Administration of 0.5 mg entecavir with a standard high-fat meal (945 kcal, 54.6 g fat) or a light meal (379 kcal, 8.2 g fat) resulted in a minimal delay in absorption (1-1.5 hour fed vs. 0.75 hour fasted), a decrease in Cmax of 44-46%, and a decrease in AUC of 18-20%. The lower Cmax and AUC when taken with food is not considered to be of clinical relevance in nucleoside-naïve patients but could affect efficacy in lamivudine-refractory patients.
Distribution: The estimated volume of distribution for entecavir is in excess of total body water. Protein binding to human serum protein in vitro is ≈ 13%.
Biotransformation: Entecavir is not a substrate, inhibitor or inducer of the CYP450 enzyme system. Following administration of 14C-entecavir, no oxidative or acetylated metabolites and minor amounts of the phase II metabolites, glucuronide and sulfate conjugates, were observed.

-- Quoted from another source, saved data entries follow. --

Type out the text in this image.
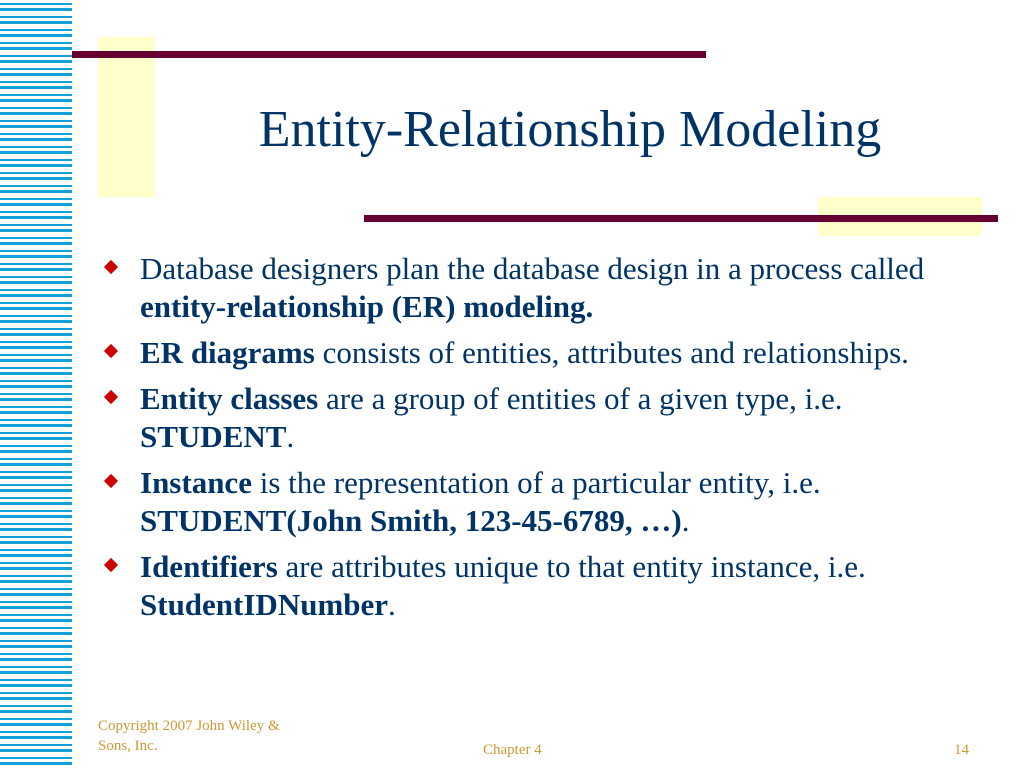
Entity-Relationship Modeling
Database designers plan the database design in a process called entity-relationship (ER) modeling.
ER diagrams consists of entities, attributes and relationships.
Entity classes are a group of entities of a given type, i.e. STUDENT.
Instance is the representation of a particular entity, i.e. STUDENT(John Smith, 123-45-6789, …).
Identifiers are attributes unique to that entity instance, i.e. StudentIDNumber.
Copyright 2007 John Wiley & Sons, Inc.	Chapter 4	14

Elimination: Entecavir is predominantly eliminated by the kidney with urinary recovery of unchanged drug at steady-state of about 75% of the dose. Renal clearance is independent of dose and ranges between 360-471 ml/min suggesting that entecavir undergoes both glomerular filtration and net tubular secretion. After reaching peak levels, entecavir plasma concentrations decreased in a bi-exponential manner with a terminal elimination half-life of ≈ 128-149 hours. The observed drug accumulation index is ≈ 2 times with once daily dosing, suggesting an effective accumulation half-life of about 24 hours.
Hepatic impairment: Pharmacokinetic parameters in patients with moderate or severe hepatic impairment were similar to those in patients with normal hepatic function.
Renal impairment: Entecavir clearance decreases with decreasing creatinine clearance. A 4 hour period of haemodialysis removed ≈ 13% of the dose, and 0.3% was removed by CAPD.
Post-liver transplant: Entecavir exposure in HBV-infected liver transplant recipients on a stable dose of ciclosporin A or tacrolimus was ≈ 2 times the exposure in healthy people with normal renal function. Altered renal function contributed to the increase in entecavir exposure in these patients.
Gender: AUC was 14% higher in women than in men, due to differences in renal function and weight. After adjusting for differences in creatinine clearance and body weight there was no difference in exposure between men and women.
Elderly: AUC was 29% higher in the elderly than in the young, mainly due to differences in renal function and weight. After adjusting for differences in creatinine clearance and body weight, the elderly had a 12.5% higher AUC than their counterpart. The population pharmacokinetic analysis covering patients in the age range 16-75 years did not identify age as significantly influencing entecavir pharmacokinetics.
Race: The population pharmacokinetic analysis did not identify race as significantly influencing entecavir pharmacokinetics. However, conclusions can only be drawn for the Caucasian and Asian groups as there were too little data in the other categories.
Paediatric population: The steady-state pharmacokinetics of entecavir were evaluated in nucleoside naïve and lamivudine-experienced HBeAg-positive paediatric population from 2 to < 18 years of age with compensated liver disease. Entecavir exposure among nucleoside naïve paediatric population receiving once daily doses of entecavir 0.015 mg/kg up to a maximum dose of 0.5 mg was similar to the exposure achieved in adults receiving once daily doses of 0.5 mg. Entecavir exposure among lamivudine-experienced paediatric population receiving once daily doses of entecavir 0.030 mg/kg up to a maximum dose of 1.0 mg was similar to the exposure achieved in adults receiving once daily doses of 1.0 mg.